Satire XII - Retour de Catulle

Ce jour, Corvinus, m'est plus cher que celui de ma naissance : comme aux jours de fête, l'autel de gazon attend les victimes que j'ai promises aux dieux : j'immole une brebis blanche à la reine du ciel, une autre de même couleur à la déesse qui porte dans les combats la tête de Méduse. Je réserve à Jupiter Tapéin un jeune taureau, qui, dans son ardeur pétulante, secoue impatiemment la corde qui le retient : son front est menaçant : déjà digne du temple, de l'autel et des libations, ce fier animal dédaignant les mamelles de sa mère, essaie sur le tronc des arbres ses cornes naissantes.

Si j'étais riche, si ma fortune répondait à mon affection, je ferais traîner aux autels un taureau plus gras qu'Hispulla, et dont le poids retarderait la marche. Les pâturages voisins ne l'auraient point nourri : son sang en coulant témoignerait qu'il a brouté les riantes prairies arrosées par le Clitumne, et, pour frapper sa tête, il faudrait le plus robuste de nos victimaires. Voilà par quel sacrifice je célébrerais le retour d'un ami, frémissant lui-même encore des affreux dangers qu'il a courus, et surpris d'y avoir échappé. Et ce n'est pas seulement des périls de la mer et des éclats de la foudre qu'il a été préservé ; un nuage avait répandu sur l'horizon d'épaisses ténèbres, et dérobé la lumière des cieux, un feu subit avait embrasé les antennes : chacun, dans sa terreur, se croyant frappé du même coup, eût trouvé le plus terrible naufrage moins redoutable que l'incendie. Que te dirai-je ? une tempête poétique n'est pas plus effroyable. Ce n'est pas tout ; écoute, et compatis encore, quoique le reste n'ait rien de plus affreux, quoique l'exemple en soit commun, ainsi que l'attestent les tableaux votifs suspendus dans nos temples : car, ne sait-on pas qu'Isis nourrit nos peintres ? Notre Catulle, après tant d'autres, fut réduit à la dernière des extrémités.

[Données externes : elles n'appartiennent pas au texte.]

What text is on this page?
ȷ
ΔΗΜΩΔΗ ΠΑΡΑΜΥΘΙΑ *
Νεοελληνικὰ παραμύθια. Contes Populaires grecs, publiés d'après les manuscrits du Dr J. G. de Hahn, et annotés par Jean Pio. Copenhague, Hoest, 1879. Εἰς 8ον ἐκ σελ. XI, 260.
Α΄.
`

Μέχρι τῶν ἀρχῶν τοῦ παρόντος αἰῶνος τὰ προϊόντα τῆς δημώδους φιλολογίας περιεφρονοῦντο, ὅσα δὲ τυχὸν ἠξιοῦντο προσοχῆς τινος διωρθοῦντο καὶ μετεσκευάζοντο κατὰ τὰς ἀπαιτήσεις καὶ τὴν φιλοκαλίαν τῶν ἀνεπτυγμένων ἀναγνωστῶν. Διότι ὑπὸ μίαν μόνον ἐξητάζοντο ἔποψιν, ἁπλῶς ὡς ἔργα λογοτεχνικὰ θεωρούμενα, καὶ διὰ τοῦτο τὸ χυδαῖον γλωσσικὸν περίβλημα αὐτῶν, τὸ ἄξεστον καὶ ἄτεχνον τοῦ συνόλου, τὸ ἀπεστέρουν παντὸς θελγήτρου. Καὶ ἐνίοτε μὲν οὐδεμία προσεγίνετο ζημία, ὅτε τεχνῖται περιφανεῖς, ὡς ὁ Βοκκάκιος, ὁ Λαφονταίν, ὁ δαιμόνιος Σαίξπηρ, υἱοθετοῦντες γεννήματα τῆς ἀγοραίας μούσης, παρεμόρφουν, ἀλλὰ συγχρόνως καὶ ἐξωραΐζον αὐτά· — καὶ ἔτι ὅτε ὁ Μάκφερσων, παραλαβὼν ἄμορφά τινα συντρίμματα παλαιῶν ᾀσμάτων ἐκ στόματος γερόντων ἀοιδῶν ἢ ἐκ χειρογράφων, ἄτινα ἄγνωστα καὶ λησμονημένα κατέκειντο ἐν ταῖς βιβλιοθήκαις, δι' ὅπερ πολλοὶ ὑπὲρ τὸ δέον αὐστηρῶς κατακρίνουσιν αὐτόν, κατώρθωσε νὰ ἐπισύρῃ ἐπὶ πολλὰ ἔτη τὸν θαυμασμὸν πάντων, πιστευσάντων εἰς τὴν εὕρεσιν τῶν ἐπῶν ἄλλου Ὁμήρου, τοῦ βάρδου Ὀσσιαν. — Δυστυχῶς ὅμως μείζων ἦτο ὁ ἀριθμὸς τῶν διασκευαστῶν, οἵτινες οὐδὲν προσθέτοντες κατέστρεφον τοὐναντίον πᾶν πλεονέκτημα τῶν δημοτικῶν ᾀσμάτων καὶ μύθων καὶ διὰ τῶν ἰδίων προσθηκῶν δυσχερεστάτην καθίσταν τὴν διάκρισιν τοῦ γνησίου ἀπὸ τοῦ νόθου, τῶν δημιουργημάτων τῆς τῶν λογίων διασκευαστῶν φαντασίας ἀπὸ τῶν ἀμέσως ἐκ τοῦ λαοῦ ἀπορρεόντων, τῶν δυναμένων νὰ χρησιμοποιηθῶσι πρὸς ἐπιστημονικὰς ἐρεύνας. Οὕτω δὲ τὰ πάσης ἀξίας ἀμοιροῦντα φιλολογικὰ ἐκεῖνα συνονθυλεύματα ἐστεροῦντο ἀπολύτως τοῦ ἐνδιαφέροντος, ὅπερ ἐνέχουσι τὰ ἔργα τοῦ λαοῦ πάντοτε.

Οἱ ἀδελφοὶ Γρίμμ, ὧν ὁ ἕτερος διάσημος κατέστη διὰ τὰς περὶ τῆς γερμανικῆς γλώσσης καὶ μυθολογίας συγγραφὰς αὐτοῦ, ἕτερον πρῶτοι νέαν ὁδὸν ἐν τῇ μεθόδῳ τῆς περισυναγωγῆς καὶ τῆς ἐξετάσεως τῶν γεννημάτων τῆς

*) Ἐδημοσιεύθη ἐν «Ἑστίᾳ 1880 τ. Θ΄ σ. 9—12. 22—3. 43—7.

Déjà l'onde amère remplissait à moitié le vaisseau ; déjà les vagues irritées battaient les flancs de son navire flottant au gré des flots, et la science du vieux pilote n'était plus d'aucun secours. Alors, capitulant avec les vents, il jette à la mer ses effets les plus précieux, imitant le castor, qui lui-même se fait eunuque, content d'échapper à ce prix : tant il connaît bien les propriétés de l'organe dont il se prive !

Jetez tout ce qui m'appartient, s'écriait Catulle ; et il voulait qu'on n'épargnât ni ses habits les plus précieux, ni sa robe de pourpre, digne de nos voluptueux Mécènes : il sacrifiait jusqu'à ces rares tissus, colorés sur le dos des brebis par la vertu des pâturages, par la secrète influence des eaux et de l'air, dans l'heureux climat qu'arrose le Bétis. Il n'hésite point à précipiter dans les flots son argenterie, ces plats magnifiques, ouvrage de Parthénius, ce cratère non moins ample qu'une urne, et capable de désaltérer un Pholus, ou l'épouse de Fuscus ; des bassins, des vases sans nombre, des coupes ciselées, dans lesquelles avait bu le prince rusé qui paya la conquête d'Olynthe.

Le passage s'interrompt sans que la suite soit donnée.